I think a poetry that wants to attend to the reality of working class exploitation can only do so by challenging notions about language, for it is language that transmits the ideology of the 1% day after day on television, from the mouths of our elected officials and all their corporate sponsors . . .. Our attitude toward language embodies a whole attitude toward reality, and it is this we need to differently imagine.
While we disagree about Levine, I agree with Robin that this is an important political discussion to stage with students in any classroom. Which is why I see the debate as more than a minor storm in a literary teacup. The market for poetry may be small—though writers like Levine have helped expand it. But even in today’s economy, roughly 50% of young people in the US attend college, and most of them will take required Humanities courses. In these writing or literature classrooms they may encounter poems through which they can critique everyday language and address fundamental social questions.
Asking “what work is,” even in a time of mass unemployment, can lead to asking about how work is allocated, organized, and controlled. For example, with a shorter workweek, everyone who needs or wants a job might have one—and still have time to learn German, play soccer, or write poetry. Or, in Marx’s vision of communist society: “to hunt in the morning, fish in the afternoon, rear cattle in the evening, criticize after dinner, just as I have a mind.”
Perhaps Robin and I could agree that a good poem provokes a revolution in consciousness. Whether such movement in thinking and feeling contributes to larger social transformations will depend on the particular negotiation between reader and text, in the context of a particular historical moment.
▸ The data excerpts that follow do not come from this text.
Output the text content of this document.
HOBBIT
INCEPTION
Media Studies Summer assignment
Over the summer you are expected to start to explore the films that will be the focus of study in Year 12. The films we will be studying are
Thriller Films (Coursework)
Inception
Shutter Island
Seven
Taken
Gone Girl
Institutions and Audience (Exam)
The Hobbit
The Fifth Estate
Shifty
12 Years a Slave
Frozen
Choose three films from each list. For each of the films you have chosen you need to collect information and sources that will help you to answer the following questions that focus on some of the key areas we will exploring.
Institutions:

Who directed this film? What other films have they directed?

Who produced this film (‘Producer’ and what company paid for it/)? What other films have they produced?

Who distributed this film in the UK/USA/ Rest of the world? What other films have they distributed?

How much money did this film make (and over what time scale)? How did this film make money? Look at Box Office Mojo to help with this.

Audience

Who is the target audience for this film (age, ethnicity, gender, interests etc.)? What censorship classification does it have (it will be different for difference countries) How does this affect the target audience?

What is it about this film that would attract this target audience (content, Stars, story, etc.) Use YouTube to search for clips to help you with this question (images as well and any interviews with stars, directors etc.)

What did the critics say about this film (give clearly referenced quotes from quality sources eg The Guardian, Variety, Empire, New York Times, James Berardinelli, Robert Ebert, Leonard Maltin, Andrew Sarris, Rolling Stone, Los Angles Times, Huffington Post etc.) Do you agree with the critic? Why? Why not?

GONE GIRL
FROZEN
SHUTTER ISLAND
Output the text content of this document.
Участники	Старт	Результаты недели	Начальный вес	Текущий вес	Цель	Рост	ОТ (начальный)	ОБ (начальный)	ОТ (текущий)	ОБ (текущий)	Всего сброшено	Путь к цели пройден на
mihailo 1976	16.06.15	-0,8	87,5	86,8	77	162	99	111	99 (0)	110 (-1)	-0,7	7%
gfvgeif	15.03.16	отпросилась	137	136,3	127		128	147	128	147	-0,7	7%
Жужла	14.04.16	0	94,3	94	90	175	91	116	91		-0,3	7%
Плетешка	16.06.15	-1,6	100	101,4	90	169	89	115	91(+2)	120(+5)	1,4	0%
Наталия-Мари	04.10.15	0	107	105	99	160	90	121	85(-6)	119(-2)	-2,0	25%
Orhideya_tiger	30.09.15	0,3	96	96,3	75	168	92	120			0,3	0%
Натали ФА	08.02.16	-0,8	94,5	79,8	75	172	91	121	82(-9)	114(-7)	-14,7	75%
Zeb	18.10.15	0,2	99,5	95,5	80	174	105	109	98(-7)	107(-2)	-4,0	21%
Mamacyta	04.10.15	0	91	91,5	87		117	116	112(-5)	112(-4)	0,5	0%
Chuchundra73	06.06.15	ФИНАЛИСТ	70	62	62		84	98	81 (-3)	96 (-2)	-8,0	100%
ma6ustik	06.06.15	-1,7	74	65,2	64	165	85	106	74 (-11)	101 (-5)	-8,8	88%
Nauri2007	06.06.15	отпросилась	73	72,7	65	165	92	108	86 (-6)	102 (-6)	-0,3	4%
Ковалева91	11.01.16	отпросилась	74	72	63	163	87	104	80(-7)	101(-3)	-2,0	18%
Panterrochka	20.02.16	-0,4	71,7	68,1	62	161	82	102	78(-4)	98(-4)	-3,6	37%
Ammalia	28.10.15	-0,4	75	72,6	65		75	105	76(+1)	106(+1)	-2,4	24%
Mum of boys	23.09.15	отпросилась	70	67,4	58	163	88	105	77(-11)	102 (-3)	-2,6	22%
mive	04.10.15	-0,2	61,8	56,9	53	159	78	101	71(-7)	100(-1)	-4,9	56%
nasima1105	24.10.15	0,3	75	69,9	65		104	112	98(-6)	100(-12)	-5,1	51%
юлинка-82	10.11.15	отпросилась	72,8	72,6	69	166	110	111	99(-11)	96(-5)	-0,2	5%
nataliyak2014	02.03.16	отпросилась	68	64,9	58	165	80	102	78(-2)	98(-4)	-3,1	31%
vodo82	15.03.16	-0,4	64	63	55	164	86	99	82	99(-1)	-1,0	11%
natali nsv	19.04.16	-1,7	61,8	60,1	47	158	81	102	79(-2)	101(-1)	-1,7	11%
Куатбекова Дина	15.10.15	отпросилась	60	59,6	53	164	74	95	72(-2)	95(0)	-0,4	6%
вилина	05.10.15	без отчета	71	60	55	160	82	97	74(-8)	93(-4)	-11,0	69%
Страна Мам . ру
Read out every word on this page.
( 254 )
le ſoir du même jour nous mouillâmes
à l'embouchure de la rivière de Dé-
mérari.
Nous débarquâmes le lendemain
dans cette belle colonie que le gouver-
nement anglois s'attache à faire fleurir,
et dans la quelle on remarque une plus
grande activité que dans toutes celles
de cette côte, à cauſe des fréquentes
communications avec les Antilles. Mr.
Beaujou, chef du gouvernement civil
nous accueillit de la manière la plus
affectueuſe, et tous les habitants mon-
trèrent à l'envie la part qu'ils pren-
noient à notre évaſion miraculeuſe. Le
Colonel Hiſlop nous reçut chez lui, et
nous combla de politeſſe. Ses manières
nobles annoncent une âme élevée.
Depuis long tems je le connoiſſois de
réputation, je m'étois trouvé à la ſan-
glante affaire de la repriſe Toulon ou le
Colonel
Today when I read “What Work Is,” my responses include gratitude for my relatively secure professional job, a resolution to head downtown for the next OWS event in solidarity with those whose security is being shredded, and a desire to hug my brother when I next see him.
The Poet Laureate has few official duties. Some have created projects to promote the cultural work poetry can do. Levine has jokingly proposed “a project in which people would be asked to name the ugliest poem they could think of.” Whatever he decides to do with his year as the nation’s top poet, I hope he enjoys himself. He’s earned it. He knows what work is.
Nick Coles teaches working-class literature at the University of Pittsburgh. He is the president of the Working-Class Studies Association.